On occasion, I like to think that words have intelligible content. If you aren't comfortable with that, and in the context of a game that reduces qualities to numbers and discrete categories no less, then I don't see much productive coming of it. Role-playing, necessarily involves reducing characters to concepts and characteristics that can be conveyed to other people you're playing with. If you can't do that, the game is never going to be able to get off the ground, nor can you have a meaningful discussion about characters. Your only response to that, in the context of RPGs and to some extent character analysis/literary criticism, is not so veiled insults.
The idea that there is some sort of logical impossibility that a character can be a hero and not be intelligent in its conventional, plain English, ordinary meaning, is absurd. Hercules alone, an important mythological hero for millenia, should be a sufficient counterexample. Likewise, Beowulf, Fafhrd, Kalam Mekhar, and Spike Speigel have never been renowned for their intellect.

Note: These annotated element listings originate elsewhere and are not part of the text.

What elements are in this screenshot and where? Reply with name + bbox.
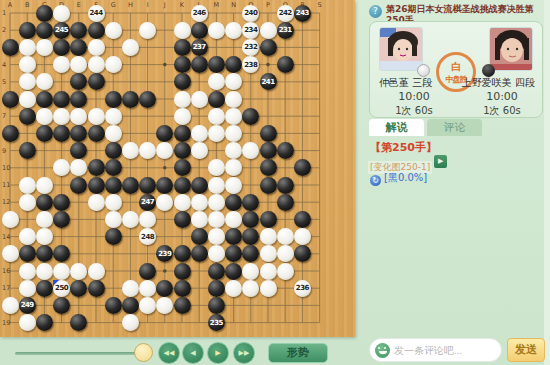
stone-M16 — [208, 263, 225, 280]
stone-B15 — [19, 245, 36, 262]
player-card: 白 中盘胜 仲邑堇 三段 上野爱咲美 四段 10:00 10:00 1次 60s… — [369, 21, 543, 118]
stone-K5 — [174, 73, 191, 90]
stone-H6 — [122, 91, 139, 108]
replay-toolbar: ◀◀ ◀ ▶ ▶▶ 形势 — [0, 337, 365, 365]
move-heading: 【第250手】 — [370, 140, 437, 155]
stone-Q14 — [277, 228, 294, 245]
stone-K17 — [174, 280, 191, 297]
stone-F3 — [88, 39, 105, 56]
stone-I11 — [139, 177, 156, 194]
stone-P17 — [260, 280, 277, 297]
stone-I16 — [139, 263, 156, 280]
stone-B9 — [19, 142, 36, 159]
stone-K15 — [174, 245, 191, 262]
stone-M2 — [208, 22, 225, 39]
stone-G8 — [105, 125, 122, 142]
row-label: 17 — [2, 284, 10, 292]
stone-K16 — [174, 263, 191, 280]
col-label: B — [25, 1, 29, 9]
stone-B2 — [19, 22, 36, 39]
stone-I12: 247 — [139, 194, 156, 211]
stone-R17: 236 — [294, 280, 311, 297]
stone-Q9 — [277, 142, 294, 159]
stone-E11 — [70, 177, 87, 194]
stone-P15 — [260, 245, 277, 262]
stone-F10 — [88, 159, 105, 176]
stone-F4 — [88, 56, 105, 73]
stone-A18 — [2, 297, 19, 314]
stone-Q12 — [277, 194, 294, 211]
stone-M18 — [208, 297, 225, 314]
stone-G7 — [105, 108, 122, 125]
stone-K9 — [174, 142, 191, 159]
stone-P9 — [260, 142, 277, 159]
stone-H9 — [122, 142, 139, 159]
stone-C3 — [36, 39, 53, 56]
right-player-byoyomi: 1次 60s — [472, 104, 532, 118]
stone-I6 — [139, 91, 156, 108]
stone-H11 — [122, 177, 139, 194]
stone-M7 — [208, 108, 225, 125]
col-label: P — [266, 1, 270, 9]
row-label: 1 — [2, 9, 6, 17]
stone-G18 — [105, 297, 122, 314]
stone-F7 — [88, 108, 105, 125]
stone-G6 — [105, 91, 122, 108]
stone-P5: 241 — [260, 73, 277, 90]
stone-A8 — [2, 125, 19, 142]
avatar-right-player — [489, 27, 533, 71]
stone-L9 — [191, 142, 208, 159]
stone-G4 — [105, 56, 122, 73]
go-app: { "game": "go", "board_size": 19, "colum… — [0, 0, 550, 365]
stone-A3 — [2, 39, 19, 56]
stone-B14 — [19, 228, 36, 245]
stone-Q2: 231 — [277, 22, 294, 39]
variation-row: [变化图250-1]▶ — [368, 155, 447, 168]
step-forward-button[interactable]: ▶ — [207, 342, 229, 364]
stone-E7 — [70, 108, 87, 125]
col-label: A — [8, 1, 12, 9]
right-player-time: 10:00 — [472, 90, 532, 103]
stone-N17 — [225, 280, 242, 297]
stone-C11 — [36, 177, 53, 194]
stone-I18 — [139, 297, 156, 314]
stone-M8 — [208, 125, 225, 142]
stone-C14 — [36, 228, 53, 245]
col-label: K — [180, 1, 184, 9]
stone-C8 — [36, 125, 53, 142]
stone-C7 — [36, 108, 53, 125]
winrate-refresh-icon[interactable]: ↻ — [370, 175, 381, 186]
move-slider-knob[interactable] — [134, 343, 153, 362]
stone-K11 — [174, 177, 191, 194]
stone-A13 — [2, 211, 19, 228]
stone-B11 — [19, 177, 36, 194]
col-label: J — [164, 1, 166, 9]
stone-C2 — [36, 22, 53, 39]
row-label: 2 — [2, 26, 6, 34]
stone-N7 — [225, 108, 242, 125]
stone-N12 — [225, 194, 242, 211]
stone-D6 — [53, 91, 70, 108]
tab-commentary[interactable]: 解说 — [369, 119, 424, 136]
stone-L13 — [191, 211, 208, 228]
stone-P14 — [260, 228, 277, 245]
stone-Q15 — [277, 245, 294, 262]
move-slider-track[interactable] — [15, 352, 145, 355]
stone-B16 — [19, 263, 36, 280]
stone-B6 — [19, 91, 36, 108]
stone-M19: 235 — [208, 314, 225, 331]
left-player-name: 仲邑堇 三段 — [379, 76, 432, 90]
stone-F16 — [88, 263, 105, 280]
stone-B19 — [19, 314, 36, 331]
stone-I2 — [139, 22, 156, 39]
stone-H13 — [122, 211, 139, 228]
stone-Q1: 242 — [277, 5, 294, 22]
stone-K10 — [174, 159, 191, 176]
stone-P13 — [260, 211, 277, 228]
stone-K4 — [174, 56, 191, 73]
col-label: S — [318, 1, 322, 9]
stone-E16 — [70, 263, 87, 280]
situation-button[interactable]: 形势 — [268, 343, 328, 363]
left-player-byoyomi: 1次 60s — [384, 104, 444, 118]
stone-G11 — [105, 177, 122, 194]
stamp-winner: 白 — [439, 60, 473, 74]
stone-N2 — [225, 22, 242, 39]
stone-R1: 243 — [294, 5, 311, 22]
stone-O1: 240 — [242, 5, 259, 22]
stone-N13 — [225, 211, 242, 228]
winrate-value: [黑0.0%] — [384, 172, 427, 183]
rewind-all-button[interactable]: ◀◀ — [158, 342, 180, 364]
avatar-left-player — [379, 27, 423, 71]
stone-D2: 245 — [53, 22, 70, 39]
stone-K3 — [174, 39, 191, 56]
stone-L1: 246 — [191, 5, 208, 22]
stone-O12 — [242, 194, 259, 211]
stone-L14 — [191, 228, 208, 245]
stone-H18 — [122, 297, 139, 314]
stone-D3 — [53, 39, 70, 56]
row-label: 4 — [2, 61, 6, 69]
stone-P10 — [260, 159, 277, 176]
go-board[interactable]: A1B2C3D4E5F6G7H8I9J10K11L12M13N14O15P16Q… — [0, 0, 355, 337]
stone-F1: 244 — [88, 5, 105, 22]
stone-E17 — [70, 280, 87, 297]
col-label: I — [147, 1, 149, 9]
right-player-name: 上野爱咲美 四段 — [462, 76, 535, 90]
stone-A6 — [2, 91, 19, 108]
stone-C13 — [36, 211, 53, 228]
forward-all-button[interactable]: ▶▶ — [233, 342, 255, 364]
stone-F2 — [88, 22, 105, 39]
stone-D1 — [53, 5, 70, 22]
stone-L12 — [191, 194, 208, 211]
col-label: H — [128, 1, 133, 9]
stone-L11 — [191, 177, 208, 194]
stone-Q11 — [277, 177, 294, 194]
stone-D18 — [53, 297, 70, 314]
stone-P8 — [260, 125, 277, 142]
stone-P2 — [260, 22, 277, 39]
row-label: 12 — [2, 198, 10, 206]
stone-L6 — [191, 91, 208, 108]
stone-O7 — [242, 108, 259, 125]
stone-L15 — [191, 245, 208, 262]
col-label: N — [231, 1, 236, 9]
stone-H17 — [122, 280, 139, 297]
stone-N16 — [225, 263, 242, 280]
stone-K12 — [174, 194, 191, 211]
stone-K18 — [174, 297, 191, 314]
stone-D16 — [53, 263, 70, 280]
row-label: 11 — [2, 181, 10, 189]
stone-J17 — [156, 280, 173, 297]
stone-P11 — [260, 177, 277, 194]
stone-C6 — [36, 91, 53, 108]
winrate-row: ↻[黑0.0%] — [370, 171, 427, 186]
row-label: 16 — [2, 267, 10, 275]
stone-F8 — [88, 125, 105, 142]
stone-B7 — [19, 108, 36, 125]
stone-D8 — [53, 125, 70, 142]
stone-Q4 — [277, 56, 294, 73]
col-label: M — [214, 1, 220, 9]
stone-G9 — [105, 142, 122, 159]
help-icon[interactable]: ? — [369, 5, 382, 18]
stone-B18: 249 — [19, 297, 36, 314]
stone-F17 — [88, 280, 105, 297]
send-button[interactable]: 发送 — [507, 338, 545, 362]
stone-L8 — [191, 125, 208, 142]
stone-O2: 234 — [242, 22, 259, 39]
stone-E2 — [70, 22, 87, 39]
stone-K13 — [174, 211, 191, 228]
last-move-marker — [53, 280, 59, 286]
comment-input-bar — [369, 338, 502, 362]
stone-L2 — [191, 22, 208, 39]
stone-M11 — [208, 177, 225, 194]
row-label: 19 — [2, 319, 10, 327]
stone-I13 — [139, 211, 156, 228]
step-back-button[interactable]: ◀ — [182, 342, 204, 364]
stone-N6 — [225, 91, 242, 108]
stone-A15 — [2, 245, 19, 262]
stone-F5 — [88, 73, 105, 90]
stone-M12 — [208, 194, 225, 211]
stone-O17 — [242, 280, 259, 297]
stone-G14 — [105, 228, 122, 245]
stone-N11 — [225, 177, 242, 194]
stone-K7 — [174, 108, 191, 125]
stone-D17: 250 — [53, 280, 70, 297]
variation-play-button[interactable]: ▶ — [434, 155, 447, 168]
stone-R13 — [294, 211, 311, 228]
stone-E6 — [70, 91, 87, 108]
scrollbar[interactable] — [544, 0, 550, 365]
stone-B4 — [19, 56, 36, 73]
row-label: 10 — [2, 164, 10, 172]
stone-I17 — [139, 280, 156, 297]
stone-B12 — [19, 194, 36, 211]
stone-H3 — [122, 39, 139, 56]
stone-M13 — [208, 211, 225, 228]
stone-B3 — [19, 39, 36, 56]
side-panel: ? 第26期日本女流棋圣战挑战赛决胜第250手 — [365, 0, 550, 365]
stone-M4 — [208, 56, 225, 73]
stone-F12 — [88, 194, 105, 211]
stone-B5 — [19, 73, 36, 90]
stone-F11 — [88, 177, 105, 194]
stone-G13 — [105, 211, 122, 228]
stone-J12 — [156, 194, 173, 211]
stone-K2 — [174, 22, 191, 39]
stone-M14 — [208, 228, 225, 245]
stone-O16 — [242, 263, 259, 280]
stone-J11 — [156, 177, 173, 194]
stone-Q16 — [277, 263, 294, 280]
stone-C1 — [36, 5, 53, 22]
stone-G12 — [105, 194, 122, 211]
stone-B17 — [19, 280, 36, 297]
comment-input[interactable] — [394, 339, 499, 361]
stone-M6 — [208, 91, 225, 108]
stone-C19 — [36, 314, 53, 331]
row-label: 9 — [2, 147, 6, 155]
stone-N8 — [225, 125, 242, 142]
stone-K8 — [174, 125, 191, 142]
tab-comments[interactable]: 评论 — [427, 119, 482, 136]
stone-L4 — [191, 56, 208, 73]
stone-C17 — [36, 280, 53, 297]
board-area: A1B2C3D4E5F6G7H8I9J10K11L12M13N14O15P16Q… — [0, 0, 365, 365]
stone-C12 — [36, 194, 53, 211]
stone-P16 — [260, 263, 277, 280]
stone-D12 — [53, 194, 70, 211]
stone-D7 — [53, 108, 70, 125]
row-label: 14 — [2, 233, 10, 241]
emoji-icon[interactable] — [375, 343, 390, 358]
stone-C16 — [36, 263, 53, 280]
stone-D13 — [53, 211, 70, 228]
stone-H19 — [122, 314, 139, 331]
stone-M17 — [208, 280, 225, 297]
stone-P3 — [260, 39, 277, 56]
stone-G2 — [105, 22, 122, 39]
row-label: 5 — [2, 78, 6, 86]
row-label: 7 — [2, 112, 6, 120]
left-player-time: 10:00 — [384, 90, 444, 103]
col-label: G — [111, 1, 116, 9]
stone-K6 — [174, 91, 191, 108]
col-label: E — [77, 1, 81, 9]
stone-G10 — [105, 159, 122, 176]
stone-L3: 237 — [191, 39, 208, 56]
stone-R14 — [294, 228, 311, 245]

Comic book characters are a little hard to peg down due to various incarnations, but, off the top of my head: Human Torch, Gambit, Namor, and Hawkeye have never been great thinkers. I don't know if I'd call them idiots, but intelligence wouldn't be cited among their strengths. Hell, neither Luke Skywalker or Han Solo seem particularly bright, as noted by a certain princess.
Unless by "smart" one means "capable." That wasn't the context of the original post that started this tangent, which specifically calls out mental abilities and wits. It's also not what the word generally means. And, it also doesn't actually get to the heart of anything interesting except for the very uncontroversial point that heroes probably need to be good at something.